The sad reality is that there is in fact a Government approved Vocational Training Program for Spa Therapy, but since this is a 6-months program, there are no takers. It is a simple calculation by the employers – if nobody cares about well-trained spa therapists, then why spends money on anything but the most basic training?
Consumers need to be more demanding; request to see documentation for a spa therapist’s education, check the product ingredients and enquire about safety standards in a facility, at least the basics such as firefighting equipment. Unless this happens, the industry is not going to improve quality, except for the few who still believe in the long term benefits of quality and consistency.
Dr. MmaniSh paTWardhan,Founder CEO, Spa Consultants & President of ISWA
As the president of iSWa, how do you perceive the wellness tourism initiative by the Tourism ministry?
I feel the initiative set by the Ministry of Tourism (MOT) is absolutely worth it because there are a lot of advantages which are on offer and these advantages can truly help spas to promote themselves extraordinarily well internationally. This is a general feeling after reading the document, but it’s a different picture when the given facts are scrutinized.
In real terms, how many spas will benefit from the campaign?
If the whole initiative is thoroughly examined, you would find that it is primarily meant for spas that are NABH accredited, which brings us to a yearning question of how many spas have such accreditation, in the process of getting one, or even thinking of such official certifications. These numbers will be interesting for MOT to look at to understand the real advantage of such an initiative.
The benefits from such an initiative of MOT, I feel, would largely be for the Resort Spas’ or Luxury Resort Spas or Destination Spas that would want to promote themselves internationally through various events organized by MOT. Perhaps very few Day Spas will benefit from it. Another area of concern is that probably the hotel / resort spas will use this scheme and may end up using these initiatives for promoting their Resorts rather than their spas.
What can spas do to ensure a fair share of exposure in this campaign?
I feel that the current challenge faced by a lot of spas is random policies brought into practice by different state departments and regulatory bodies (primarily the police), although it is important for them (spas) to actually have a license for running the business. Unfortunately, the NABH standards do not say anything about licensing at all, it is all about accreditation. So, I am not sure how these are going to be practiced by the larger contingent of spas represented by the ‘Day Spas’.

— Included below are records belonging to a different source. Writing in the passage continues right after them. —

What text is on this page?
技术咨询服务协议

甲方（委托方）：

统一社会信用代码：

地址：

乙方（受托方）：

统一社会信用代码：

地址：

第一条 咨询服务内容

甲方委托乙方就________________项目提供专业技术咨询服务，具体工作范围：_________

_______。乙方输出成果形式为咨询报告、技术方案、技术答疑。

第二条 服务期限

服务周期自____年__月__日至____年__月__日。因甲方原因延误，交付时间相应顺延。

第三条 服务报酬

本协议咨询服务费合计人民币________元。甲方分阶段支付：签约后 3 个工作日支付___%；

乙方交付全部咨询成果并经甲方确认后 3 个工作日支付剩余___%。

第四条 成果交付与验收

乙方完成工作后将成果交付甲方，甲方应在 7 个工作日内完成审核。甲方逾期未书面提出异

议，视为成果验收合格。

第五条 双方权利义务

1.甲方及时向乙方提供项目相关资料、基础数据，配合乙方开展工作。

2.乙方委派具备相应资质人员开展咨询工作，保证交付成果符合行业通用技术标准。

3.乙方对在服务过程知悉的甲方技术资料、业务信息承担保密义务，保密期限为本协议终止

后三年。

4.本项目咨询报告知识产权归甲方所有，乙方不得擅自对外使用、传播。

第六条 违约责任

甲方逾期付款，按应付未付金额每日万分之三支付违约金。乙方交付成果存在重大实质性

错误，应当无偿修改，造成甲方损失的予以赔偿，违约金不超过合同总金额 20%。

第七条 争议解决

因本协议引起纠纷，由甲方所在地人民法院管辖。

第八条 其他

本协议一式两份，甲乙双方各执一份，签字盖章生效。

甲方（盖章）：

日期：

If spas agree to accept these accreditation standards the way they are, to get a fair share of the benefits proposed by MOT, it is imperative that they study these standards/ requirements even prior to setting up the spa and of course, follow them even while they get into the stage of operations. This will ensure that they get accredited easily and then they would be able to take the advantage of the benefits schemes launched by MOT.